Abstract
This thesis investigates the application of artificial intelligence and, specifically, Inductive Logic Programming (ILP) to uncover interpretable patterns of operational success within the long-haul air transport industry. Motivated by the persistent fragility and contested viability of the long-haul low-cost carrier (LHLCC) business model, the research aims to support more transparent, data-driven strategic insight in a sector characterised by complexity, volatility, and tight margins.

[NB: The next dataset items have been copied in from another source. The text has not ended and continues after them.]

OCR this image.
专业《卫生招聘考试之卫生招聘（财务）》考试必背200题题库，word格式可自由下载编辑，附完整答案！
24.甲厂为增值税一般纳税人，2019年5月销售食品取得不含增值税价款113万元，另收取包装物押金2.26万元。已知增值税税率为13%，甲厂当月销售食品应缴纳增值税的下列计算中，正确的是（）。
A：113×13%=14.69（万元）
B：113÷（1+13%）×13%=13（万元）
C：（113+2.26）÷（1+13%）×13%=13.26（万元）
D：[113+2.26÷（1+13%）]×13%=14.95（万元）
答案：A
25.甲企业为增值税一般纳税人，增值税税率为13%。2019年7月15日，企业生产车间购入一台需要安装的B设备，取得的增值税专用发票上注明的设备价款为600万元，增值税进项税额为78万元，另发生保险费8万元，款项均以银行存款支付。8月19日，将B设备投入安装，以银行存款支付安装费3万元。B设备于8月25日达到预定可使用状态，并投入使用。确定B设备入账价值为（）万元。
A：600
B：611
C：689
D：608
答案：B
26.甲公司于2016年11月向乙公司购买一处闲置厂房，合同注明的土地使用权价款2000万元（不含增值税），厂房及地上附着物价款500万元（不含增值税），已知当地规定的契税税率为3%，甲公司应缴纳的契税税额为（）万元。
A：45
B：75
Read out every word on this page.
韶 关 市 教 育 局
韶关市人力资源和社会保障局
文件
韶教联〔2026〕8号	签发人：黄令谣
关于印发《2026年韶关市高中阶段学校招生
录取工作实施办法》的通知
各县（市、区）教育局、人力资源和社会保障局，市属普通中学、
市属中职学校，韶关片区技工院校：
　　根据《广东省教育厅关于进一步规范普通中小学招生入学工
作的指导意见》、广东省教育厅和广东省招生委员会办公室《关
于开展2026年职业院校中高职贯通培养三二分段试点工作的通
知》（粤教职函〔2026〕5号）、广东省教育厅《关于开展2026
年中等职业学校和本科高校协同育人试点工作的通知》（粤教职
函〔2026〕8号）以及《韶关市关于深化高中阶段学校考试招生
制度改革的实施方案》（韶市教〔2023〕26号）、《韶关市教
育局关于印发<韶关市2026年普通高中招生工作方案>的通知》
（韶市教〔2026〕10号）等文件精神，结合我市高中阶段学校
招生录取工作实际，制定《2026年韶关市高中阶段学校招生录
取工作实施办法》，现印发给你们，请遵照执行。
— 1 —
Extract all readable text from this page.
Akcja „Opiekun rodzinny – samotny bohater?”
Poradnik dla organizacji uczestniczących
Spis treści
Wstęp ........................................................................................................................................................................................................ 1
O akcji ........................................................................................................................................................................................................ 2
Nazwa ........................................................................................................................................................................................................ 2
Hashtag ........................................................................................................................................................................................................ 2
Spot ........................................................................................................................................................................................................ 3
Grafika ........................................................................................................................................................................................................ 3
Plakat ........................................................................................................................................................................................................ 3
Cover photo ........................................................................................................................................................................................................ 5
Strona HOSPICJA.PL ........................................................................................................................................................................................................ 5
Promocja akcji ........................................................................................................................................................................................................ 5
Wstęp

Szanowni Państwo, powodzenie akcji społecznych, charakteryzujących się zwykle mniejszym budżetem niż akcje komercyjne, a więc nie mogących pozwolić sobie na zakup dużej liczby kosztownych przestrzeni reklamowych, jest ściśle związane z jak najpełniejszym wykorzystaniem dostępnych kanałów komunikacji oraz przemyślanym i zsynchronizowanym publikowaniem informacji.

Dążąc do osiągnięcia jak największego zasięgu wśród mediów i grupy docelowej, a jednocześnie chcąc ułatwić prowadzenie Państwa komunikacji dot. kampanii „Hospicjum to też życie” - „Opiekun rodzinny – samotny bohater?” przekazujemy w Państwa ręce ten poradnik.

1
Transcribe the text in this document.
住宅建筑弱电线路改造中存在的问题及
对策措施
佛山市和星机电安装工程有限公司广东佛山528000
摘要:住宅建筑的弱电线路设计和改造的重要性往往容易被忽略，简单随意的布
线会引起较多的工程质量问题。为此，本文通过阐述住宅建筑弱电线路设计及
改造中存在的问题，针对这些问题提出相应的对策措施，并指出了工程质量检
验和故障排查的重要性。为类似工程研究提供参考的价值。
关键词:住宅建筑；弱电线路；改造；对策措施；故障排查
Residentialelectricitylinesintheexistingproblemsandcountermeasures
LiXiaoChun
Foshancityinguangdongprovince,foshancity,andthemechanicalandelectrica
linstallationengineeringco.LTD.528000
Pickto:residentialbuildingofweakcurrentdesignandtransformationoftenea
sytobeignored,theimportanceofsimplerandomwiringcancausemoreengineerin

Using Revenue per Equivalent Block Hour (REB) as a unifying performance metric, the study analyses two major long-haul markets: Southeast Asia and the North Atlantic. It adopts a by-publication structure, comprising three papers. The first paper establishes the REB-based performance landscape of Southeast Asia, highlighting the limitations of conventional benchmarking. The second introduces ILP as a novel, symbolic AI method for aviation research, demonstrating its capacity to extract high-performing operational patterns that align with domain literature. The third paper conducts an REB analysis and applies ILP to the North Atlantic market over multiple years, validating its robustness across different strategic environments and introducing the hypothesis coverage subset (HCS) technique to enhance interpretability.
Together, these studies show that ILP can generate human-readable, relational rules that not only explain successful performance but offer a viable tool for strategic reasoning. Additionally, the REB analysis of the two largest LHLCC markets unveiled the disruptive nature LHLCCs have. LHLCC activity forces incumbents to adopt some of the same low-cost strategies to increase revenue efficiency in the face of lower fares. The research contributes to both air transport management and interpretable AI by providing a methodologically rigorous and context-sensitive framework for performance analysis. Practically, it equips industry stakeholders with a transparent approach to identifying high-leverage operational configurations. The thesis positions ILP as a promising decision-support tool for navigating complexity in aviation and offers a broader argument for integrating explainable AI into the strategic toolkit of transport analysts and researchers.